We evaluate our proposed LVC-TAGE-SC-L on the CBP simulation framework across 105 provided traces. We compare our proposed predictor with two different configurations of the original TAGE-SC-L. There are two key differences between these two configurations, which are **1**) **the number of local history entries**: "unreal" has 2048 entries while "realistic" has only 48 entries; **2**) when to update **the IMLI-OH components of the statistical corrector**: "unreal" updates at prediction time while "realistic" updates at execution. The "unreal" configuration generally corresponds well to the CBP-5 version. Both configurations are tuned to the 192KB budget. For rationality of selecting such a baseline, see discussions in Section 5.

Table 1 shows the branch mispredictions per kilo instructions (BrMisPKI) and cycles on wrong path per kilo instructions (CycWpPKI) compared to the baseline TAGE-SC-L. The proposed predictor assigned 173.19KB storage to TAGE-SC-L and 18.7KB to LVCP. For detailed storage cost analysis, see Appendix A. Evaluation results show that the proposed optimized TAGE-SC-L configuration retains most of the performance benefits of an idealized local history setup while requiring significantly less storage. Moreover, by integrating the Load Value Correlated Predictor, the overall predictor achieves a 2.07% reduction in BrMisPKI compared to the baseline predictor at equivalent storage capacity.

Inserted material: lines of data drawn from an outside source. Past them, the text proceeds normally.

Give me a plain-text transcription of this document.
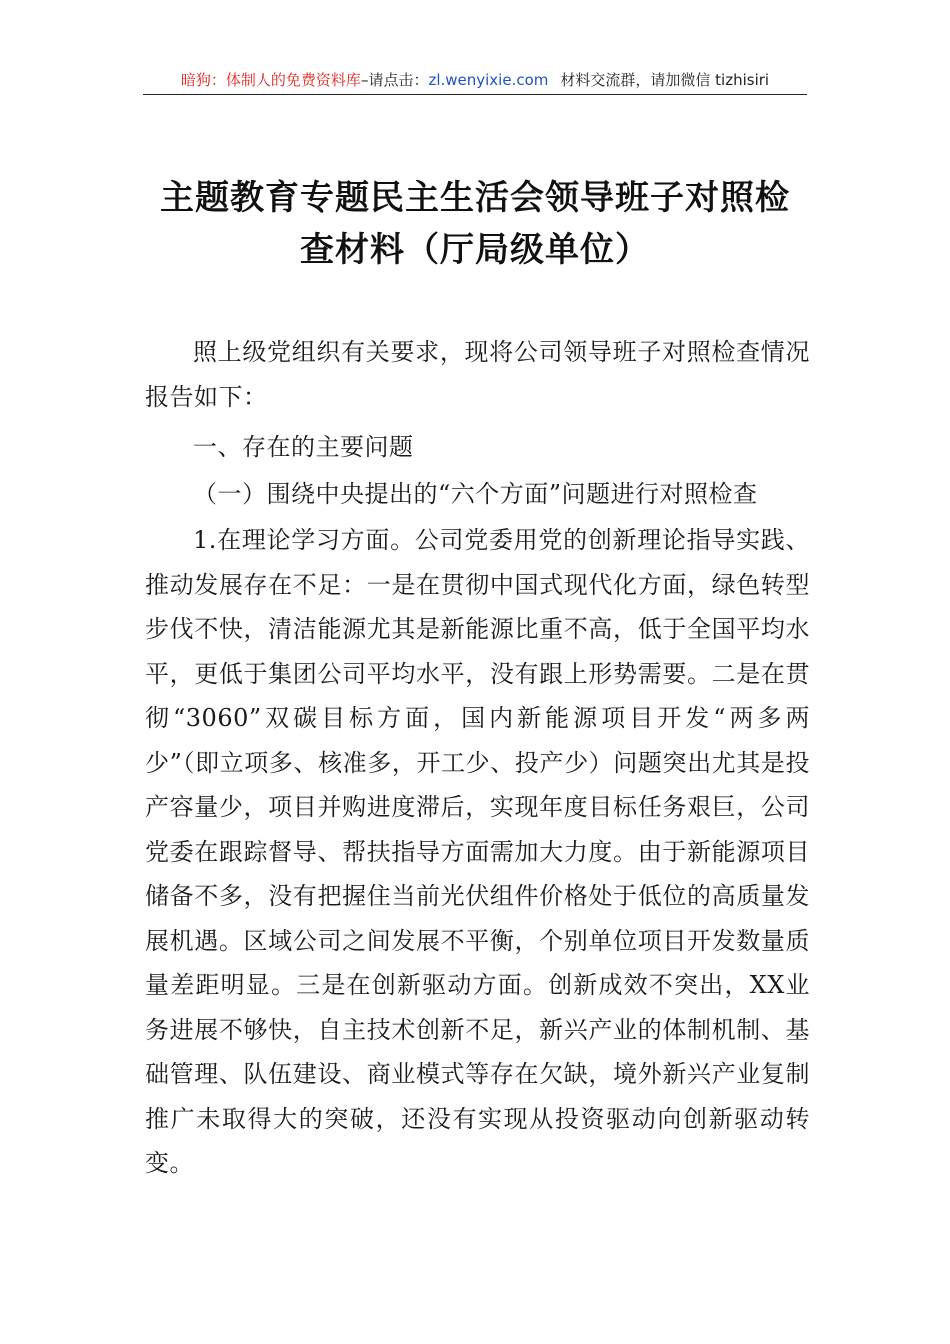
暗狗：体制人的免费资料库–请点击：zl.wenyixie.com 材料交流群，请加微信 tizhisiri
主题教育专题民主生活会领导班子对照检
查材料（厅局级单位）

照上级党组织有关要求，现将公司领导班子对照检查情况报告如下：

一、存在的主要问题

（一）围绕中央提出的“六个方面”问题进行对照检查

1.在理论学习方面。公司党委用党的创新理论指导实践、推动发展存在不足：一是在贯彻中国式现代化方面，绿色转型步伐不快，清洁能源尤其是新能源比重不高，低于全国平均水平，更低于集团公司平均水平，没有跟上形势需要。二是在贯彻“3060”双碳目标方面，国内新能源项目开发“两多两少”（即立项多、核准多，开工少、投产少）问题突出尤其是投产容量少，项目并购进度滞后，实现年度目标任务艰巨，公司党委在跟踪督导、帮扶指导方面需加大力度。由于新能源项目储备不多，没有把握住当前光伏组件价格处于低位的高质量发展机遇。区域公司之间发展不平衡，个别单位项目开发数量质量差距明显。三是在创新驱动方面。创新成效不突出，XX业务进展不够快，自主技术创新不足，新兴产业的体制机制、基础管理、队伍建设、商业模式等存在欠缺，境外新兴产业复制推广未取得大的突破，还没有实现从投资驱动向创新驱动转变。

Table 1: Average BrMisPKI and CycWpPKI on all traces

| Predictor                 | BrMisPKI | CycWpPKI | Rdc.  |
|---------------------------|----------|----------|-------|
| 192KB realistic TAGE-SC-L | 3.444    | 145.647  | -     |
| 192KB unreal TAGE-SC-L    | 3.421    | 145.181  | 0.66% |
| 173KB our TAGE-SC-L       | 3.428    | 145.436  | 0.45% |
| 192KB TAGE-SC-L w/ LVCP   | 3.372    | 144.076  | 2.07% |

Detailed BrMisPKI improvements over the baseline are shown in Figure 4. The proposed predictor yields significant BrMisPKI reductions on infrastructure (4.57%), floating point (3.42%), and integer (1.89%) workloads. Performance on media workloads, however, presents a different picture. While a predictor using an unrealistic amount of local history significantly reduces BrMisPKI on it, neither our proposed TAGE-SC-L nor the baseline TAGE-SC-L achieves a comparable reduction in this category.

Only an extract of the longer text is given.